Submitted to: Journal of Environmental Quality
Publication Type: Peer reviewed journal
Publication Acceptance Date: 4/9/2012
Publication Date: 10/16/2012
Publication URL: http://handle.nal.usda.gov/10113/55886
Citation: Bolster, C.H., Vadas, P.A., Sharpley, A.N., Lory, J.A. 2012. Using a P loss model to evaluate and improve P indexes. Journal of Environmental Quality. 41:1758-1766. Interpretive Summary: Accelerated eutrophication due to excess phosphorus (P) loading is widespread among freshwater bodies of the United States, with a variable portion of the P loading originating from agricultural fields. In response to concerns over P export from agricultural fields, the USDA’s Natural Resource Conservation Service (USDA-NRCS) revised its 590 Nutrient Management Conservation Standard to include P-based planning strategies which restrict P application to fields based on their risk of P loss. In most states, the P index (PI) is the adopted strategy for assessing a field’s vulnerability to P loss when preparing comprehensive nutrient management plans. Most PIs, however, have not been rigorously evaluated against measured P loss data to determine how well the PI assigns P loss risk – a major reason being the lack of field data available for such an analysis. In this study we demonstrate how P loss data generated by complex P loss models can be used in place of measured P loss data to evaluate and update existing PIs. Specifically, we demonstrate a process to evaluate index formulation, index factors, and index weighting. Using this approach with measured P loss data obtained from the literature we show how our approach can be used to improve a P index. The approach we demonstrate in this study can be used with any P index and P loss model and should serve as a guide to assist states in evaluating the accuracy of their P index and for making any necessary modifications to their P index.

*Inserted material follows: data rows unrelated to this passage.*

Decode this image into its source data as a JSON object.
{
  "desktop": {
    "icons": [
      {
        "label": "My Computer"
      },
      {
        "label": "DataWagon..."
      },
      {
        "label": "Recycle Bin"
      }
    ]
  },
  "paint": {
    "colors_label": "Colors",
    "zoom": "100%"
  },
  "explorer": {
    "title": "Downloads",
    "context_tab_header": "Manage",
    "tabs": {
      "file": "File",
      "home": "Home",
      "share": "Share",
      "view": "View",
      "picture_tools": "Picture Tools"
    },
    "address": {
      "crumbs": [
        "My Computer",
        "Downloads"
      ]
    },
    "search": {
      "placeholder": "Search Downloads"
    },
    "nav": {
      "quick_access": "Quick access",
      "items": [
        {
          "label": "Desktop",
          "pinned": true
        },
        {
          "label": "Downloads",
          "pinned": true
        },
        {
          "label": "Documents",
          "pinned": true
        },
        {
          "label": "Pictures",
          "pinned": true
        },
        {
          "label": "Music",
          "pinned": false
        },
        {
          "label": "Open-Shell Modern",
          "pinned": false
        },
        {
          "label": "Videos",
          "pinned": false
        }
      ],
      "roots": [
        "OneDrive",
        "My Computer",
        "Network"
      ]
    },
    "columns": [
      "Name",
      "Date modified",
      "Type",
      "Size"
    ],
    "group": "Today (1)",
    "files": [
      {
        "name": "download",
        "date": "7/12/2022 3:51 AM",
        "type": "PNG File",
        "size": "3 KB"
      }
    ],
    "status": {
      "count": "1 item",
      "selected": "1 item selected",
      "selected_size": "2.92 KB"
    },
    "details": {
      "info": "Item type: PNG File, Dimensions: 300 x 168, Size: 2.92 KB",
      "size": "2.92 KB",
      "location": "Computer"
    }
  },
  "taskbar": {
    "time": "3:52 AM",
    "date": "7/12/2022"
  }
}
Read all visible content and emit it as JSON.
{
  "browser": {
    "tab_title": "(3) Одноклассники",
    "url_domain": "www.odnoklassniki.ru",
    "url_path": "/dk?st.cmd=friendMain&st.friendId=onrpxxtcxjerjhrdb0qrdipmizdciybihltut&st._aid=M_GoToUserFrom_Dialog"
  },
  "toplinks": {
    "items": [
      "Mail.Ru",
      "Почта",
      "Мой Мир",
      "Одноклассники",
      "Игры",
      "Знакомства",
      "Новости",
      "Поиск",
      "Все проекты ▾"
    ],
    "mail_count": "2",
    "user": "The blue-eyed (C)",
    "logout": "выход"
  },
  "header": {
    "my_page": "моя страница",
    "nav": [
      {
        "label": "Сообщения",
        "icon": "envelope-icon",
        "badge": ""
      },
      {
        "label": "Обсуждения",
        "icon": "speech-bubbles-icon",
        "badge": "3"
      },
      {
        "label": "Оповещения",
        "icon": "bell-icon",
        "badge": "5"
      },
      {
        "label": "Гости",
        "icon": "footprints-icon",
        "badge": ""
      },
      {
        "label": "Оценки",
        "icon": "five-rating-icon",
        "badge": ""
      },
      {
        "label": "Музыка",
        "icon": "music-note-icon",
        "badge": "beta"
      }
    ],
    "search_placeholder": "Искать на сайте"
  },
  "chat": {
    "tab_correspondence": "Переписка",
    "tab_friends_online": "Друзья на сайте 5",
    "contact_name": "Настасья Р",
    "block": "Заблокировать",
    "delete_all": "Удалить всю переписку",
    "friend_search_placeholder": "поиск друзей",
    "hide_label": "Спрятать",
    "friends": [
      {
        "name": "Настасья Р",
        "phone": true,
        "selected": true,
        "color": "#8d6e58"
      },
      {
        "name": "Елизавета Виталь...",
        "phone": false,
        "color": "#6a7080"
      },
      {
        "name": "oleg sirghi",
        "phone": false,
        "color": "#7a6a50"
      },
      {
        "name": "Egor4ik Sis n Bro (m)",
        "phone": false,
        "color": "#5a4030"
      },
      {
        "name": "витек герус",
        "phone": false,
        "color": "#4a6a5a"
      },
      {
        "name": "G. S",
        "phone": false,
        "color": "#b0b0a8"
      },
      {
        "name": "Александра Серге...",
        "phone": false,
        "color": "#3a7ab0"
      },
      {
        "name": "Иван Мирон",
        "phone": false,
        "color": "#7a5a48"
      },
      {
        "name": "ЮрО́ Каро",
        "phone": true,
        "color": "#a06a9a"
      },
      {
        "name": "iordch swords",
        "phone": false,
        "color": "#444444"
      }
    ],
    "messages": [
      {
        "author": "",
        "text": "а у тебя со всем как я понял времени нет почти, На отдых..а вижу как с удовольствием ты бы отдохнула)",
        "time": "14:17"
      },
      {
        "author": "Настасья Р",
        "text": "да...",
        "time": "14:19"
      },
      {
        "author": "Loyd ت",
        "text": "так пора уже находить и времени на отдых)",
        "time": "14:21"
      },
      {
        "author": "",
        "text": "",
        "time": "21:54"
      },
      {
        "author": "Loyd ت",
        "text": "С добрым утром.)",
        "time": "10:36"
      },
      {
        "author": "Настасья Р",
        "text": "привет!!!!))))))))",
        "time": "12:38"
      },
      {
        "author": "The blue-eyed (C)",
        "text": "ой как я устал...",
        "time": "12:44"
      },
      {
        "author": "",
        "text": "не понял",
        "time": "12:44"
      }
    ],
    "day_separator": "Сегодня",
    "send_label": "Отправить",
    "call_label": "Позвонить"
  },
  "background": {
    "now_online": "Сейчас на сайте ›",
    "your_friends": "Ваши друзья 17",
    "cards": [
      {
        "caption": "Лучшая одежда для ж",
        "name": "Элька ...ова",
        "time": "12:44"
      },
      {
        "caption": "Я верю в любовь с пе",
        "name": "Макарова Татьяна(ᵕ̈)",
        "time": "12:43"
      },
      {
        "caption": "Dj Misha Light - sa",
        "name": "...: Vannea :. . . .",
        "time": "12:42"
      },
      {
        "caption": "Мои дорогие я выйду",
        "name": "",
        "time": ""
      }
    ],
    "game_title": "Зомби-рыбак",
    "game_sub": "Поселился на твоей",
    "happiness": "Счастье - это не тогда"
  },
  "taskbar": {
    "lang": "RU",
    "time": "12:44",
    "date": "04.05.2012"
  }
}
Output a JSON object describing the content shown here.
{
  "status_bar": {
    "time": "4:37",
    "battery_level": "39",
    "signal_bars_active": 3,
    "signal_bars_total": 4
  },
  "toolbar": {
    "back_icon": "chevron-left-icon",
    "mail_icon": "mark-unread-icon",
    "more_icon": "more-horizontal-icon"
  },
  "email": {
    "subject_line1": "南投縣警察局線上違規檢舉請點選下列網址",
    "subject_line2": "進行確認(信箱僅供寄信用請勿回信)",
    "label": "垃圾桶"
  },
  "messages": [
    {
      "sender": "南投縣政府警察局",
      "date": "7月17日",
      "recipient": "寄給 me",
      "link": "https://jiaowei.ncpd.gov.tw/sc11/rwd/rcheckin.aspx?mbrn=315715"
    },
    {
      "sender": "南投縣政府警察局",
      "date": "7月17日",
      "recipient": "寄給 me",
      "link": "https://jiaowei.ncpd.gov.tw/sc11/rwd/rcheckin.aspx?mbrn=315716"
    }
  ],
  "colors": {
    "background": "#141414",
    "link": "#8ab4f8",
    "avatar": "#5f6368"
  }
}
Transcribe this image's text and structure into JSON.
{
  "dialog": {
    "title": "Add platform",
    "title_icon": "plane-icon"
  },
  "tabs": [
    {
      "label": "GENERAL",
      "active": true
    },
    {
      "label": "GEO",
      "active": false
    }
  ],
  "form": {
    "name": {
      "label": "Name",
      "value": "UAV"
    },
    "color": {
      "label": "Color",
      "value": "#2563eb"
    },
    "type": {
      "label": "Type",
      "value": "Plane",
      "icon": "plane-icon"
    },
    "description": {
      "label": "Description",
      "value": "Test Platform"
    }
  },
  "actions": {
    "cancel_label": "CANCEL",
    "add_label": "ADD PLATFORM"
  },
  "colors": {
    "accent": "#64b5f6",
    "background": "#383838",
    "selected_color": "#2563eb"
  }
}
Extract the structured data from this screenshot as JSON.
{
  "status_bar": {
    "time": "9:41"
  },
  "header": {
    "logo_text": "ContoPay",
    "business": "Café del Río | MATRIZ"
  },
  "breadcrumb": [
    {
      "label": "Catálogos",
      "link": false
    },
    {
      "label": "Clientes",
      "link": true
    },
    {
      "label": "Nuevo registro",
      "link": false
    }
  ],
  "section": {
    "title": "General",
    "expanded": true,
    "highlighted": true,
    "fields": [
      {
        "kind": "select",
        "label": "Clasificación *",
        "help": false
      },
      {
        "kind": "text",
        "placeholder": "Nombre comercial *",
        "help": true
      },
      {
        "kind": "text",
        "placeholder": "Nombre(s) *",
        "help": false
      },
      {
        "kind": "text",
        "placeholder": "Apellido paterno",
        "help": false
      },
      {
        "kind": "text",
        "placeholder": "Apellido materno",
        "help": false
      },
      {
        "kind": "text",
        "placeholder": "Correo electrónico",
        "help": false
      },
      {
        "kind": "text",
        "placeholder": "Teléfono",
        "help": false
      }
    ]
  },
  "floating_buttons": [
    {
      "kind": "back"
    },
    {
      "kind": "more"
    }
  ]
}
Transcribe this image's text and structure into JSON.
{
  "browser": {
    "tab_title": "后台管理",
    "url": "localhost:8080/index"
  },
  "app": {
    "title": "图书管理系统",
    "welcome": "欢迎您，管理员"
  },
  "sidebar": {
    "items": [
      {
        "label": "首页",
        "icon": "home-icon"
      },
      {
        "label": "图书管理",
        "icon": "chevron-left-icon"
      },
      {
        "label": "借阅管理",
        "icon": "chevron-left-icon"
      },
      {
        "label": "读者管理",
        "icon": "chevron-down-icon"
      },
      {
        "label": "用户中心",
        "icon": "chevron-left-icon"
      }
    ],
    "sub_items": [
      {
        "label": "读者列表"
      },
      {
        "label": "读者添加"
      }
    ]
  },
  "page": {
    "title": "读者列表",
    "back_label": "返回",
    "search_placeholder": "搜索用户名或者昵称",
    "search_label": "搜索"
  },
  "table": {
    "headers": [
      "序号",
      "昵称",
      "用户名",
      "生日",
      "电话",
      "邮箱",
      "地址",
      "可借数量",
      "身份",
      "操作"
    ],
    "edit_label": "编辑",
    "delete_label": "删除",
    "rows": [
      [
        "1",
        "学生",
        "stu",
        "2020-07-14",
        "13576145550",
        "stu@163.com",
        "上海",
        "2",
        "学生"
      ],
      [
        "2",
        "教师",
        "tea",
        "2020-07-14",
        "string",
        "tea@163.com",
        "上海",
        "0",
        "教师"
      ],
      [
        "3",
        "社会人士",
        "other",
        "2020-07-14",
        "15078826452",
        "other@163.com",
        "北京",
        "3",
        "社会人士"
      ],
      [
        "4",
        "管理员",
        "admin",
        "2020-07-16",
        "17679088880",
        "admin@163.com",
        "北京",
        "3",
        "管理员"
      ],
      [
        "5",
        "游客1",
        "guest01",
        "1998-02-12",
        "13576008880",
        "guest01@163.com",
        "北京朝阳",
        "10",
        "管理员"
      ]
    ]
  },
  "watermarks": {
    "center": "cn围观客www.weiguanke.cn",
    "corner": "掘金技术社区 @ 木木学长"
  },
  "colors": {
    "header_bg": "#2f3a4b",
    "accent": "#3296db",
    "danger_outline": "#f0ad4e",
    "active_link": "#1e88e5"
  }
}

Technical Abstract: In most states, the phosphorus (P) index (PI) is the adopted strategy for assessing a field’s vulnerability to P loss when preparing comprehensive nutrient management plans. Most state PIs, however, have not been rigorously evaluated against measured P loss data to determine how well the PI assigns P loss risk – a major reason being the lack of field data available for such an analysis. Here we demonstrate an approach for evaluating and revising a PI using P loss data generated by a process-based model. Our first objective was to use regression analysis and model-generated P loss data to evaluate two different index structures, three different runoff factors for assessing P loss risk from surface applied manures and fertilizers, and two different approaches for relating sediment P loss to soil test P. Our second objective was to demonstrate how output from a process-based model can be used to evaluate and modify P index weights. The practical importance of our findings was assessed by comparing how well the different index formulations were able to predict outcomes of existing runoff studies. Our results show that a component formulation provides better correlation to simulated P loss data than a multiplicative formulation, though when evaluated against field-measured P loss, differences between the two formulations were minimal. Applying our approach to an archetypical PI based on the PA P Index significantly improved the correlation between the index and field-measured P loss data. The approach we use here can be used with any P loss model and PI and should serve as a guide to assist states in evaluating the accuracy and making modifications to their PI if necessary.